My simplest thought is to hash the cookie and store the hashed version in the db (in a new column) and as the user cookie. That would fix the sequential issue, but would make trouble-shooting more difficult. And it may not solve the mystery of the disappearing cookies.

I am wondering if there is a best-practice ColdFusion way of doing this. Do sessions still create the CFID and CFTOKEN cookies? And if so, could this create a way for causing mischief, such as manually changing the CFID to one number higher and see what you see? We want to avoid that possibility.

Ideally we would like to mimic the stability of sites like Amazon, where they never seem to lose track of the user. Users who reported that they lose their shopping session in mid stream say they do not have the same trouble on any other site.

Does that suggest a solution?
LVL 39

Expert Comment

ID: 33717133

If your cookie is to keep track of a user that includes a shopping experience, why don't you allow your cookie to expire?   The next person to sit at that computer will see the previous person's shopping cart?

It's odd that a cookie would disappear in the middle of a user's visit.  If their software is blocking it, then it would block if from the start.   Do you change subdomains in your site?  Or perhaps go from www.mydomain.com to mydomain.com (without the www)?   Do you have lose a session variable?  

There are really two ways to maintain a session ID, in the URL or in a cookie.  If a person has blocked cookies, they are having trouble at 90% of the sites they visit.  Just show them a message that they need to enable cookies.    

Getting a unique value for the session ID is not hard, as you say, you can hash some record identifier along with a secret password.   Then look it up in the database.    Not sure why that would make trouble shooting more difficult, just display the value to the screen if you need it.  
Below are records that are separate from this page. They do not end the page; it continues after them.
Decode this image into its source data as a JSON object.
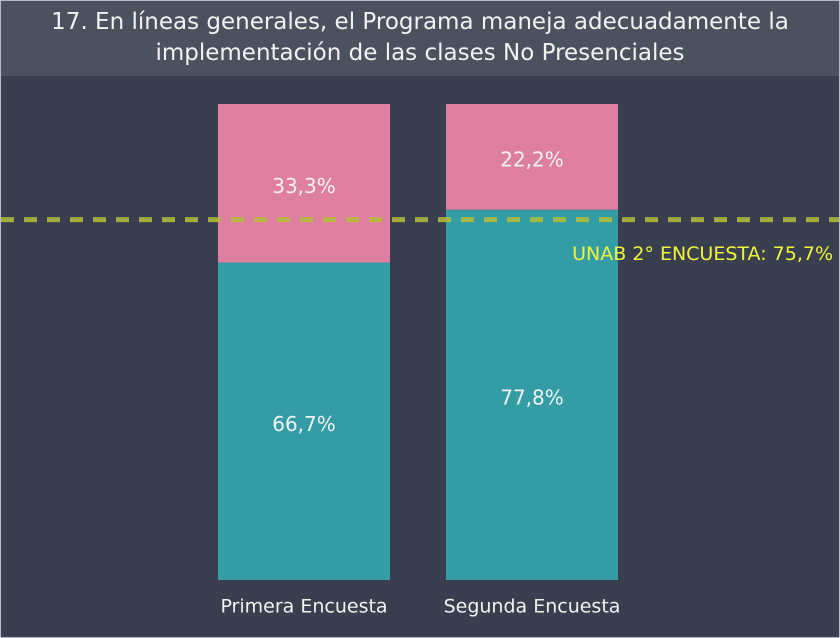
{
  "chart_data": {
    "type": "bar",
    "stacked": true,
    "title": "17. En líneas generales, el Programa maneja adecuadamente la implementación de las clases No Presenciales",
    "categories": [
      "Primera Encuesta",
      "Segunda Encuesta"
    ],
    "series": [
      {
        "color": "#339ca4",
        "values": [
          66.7,
          77.8
        ],
        "value_labels": [
          "66,7%",
          "77,8%"
        ]
      },
      {
        "color": "#de7fa0",
        "values": [
          33.3,
          22.2
        ],
        "value_labels": [
          "33,3%",
          "22,2%"
        ]
      }
    ],
    "ylim": [
      0,
      100
    ],
    "reference_line": {
      "value": 75.7,
      "label": "UNAB 2° ENCUESTA: 75,7%",
      "color": "#b5bf3a",
      "label_color": "#f0f53a"
    }
  }
}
Sessions still use CFID/CFTOKEN unless they are the Jsession ones which use only one variable, but in the same way as the other two.  They values are not sequencial and cannot be easily guessed.  Coldfusion has been around for many years and this is not a security problem.

Create a session variable (using jsession) with the hash or encryption method


Author Comment

ID: 33717177

Just to clarify, when you say, "Create a session variable (using jsession) with the hash or encryption method" do you mean to do what I proposed above, or are you suggesting something different?

LVL 39

Accepted Solution

gdemaria earned 2000 total points
ID: 33717293
Are you referring to this as your proposal?

> My simplest thought is to hash the cookie and store the hashed version in the db (in a new column) and as the user cookie.

There's two parts of this.  Which type of variable (cookie or session) and what is the value.

We agree that the value should be some hashed or encrypted value that you save in a new column of the database table.   That's good.

Now, cookie or session?  

A) If the cookie is a session cookie (no expiration date defined) then it will disappear when the browser is closed.  Otherwise it will persist indefinitely.   There is no inactivity time-out.  

B) If the cookie has a defined expiration date or "Never" the cookie will last until that expiration period even if the browser is closed.  Again, no time-out for inactivity.

C) Session variable (using jsession) will time-out with inactivity and disappear when the browser is closed.

Seems to me that you would want C, a session that times out and disappears when the browser is closed.

But choose the one that works for you based on the behaviors I've mentioned.


Author Closing Comment

ID: 33717387
Thanks for the clarification! I think I have a good perspective now, which is what I was seeking.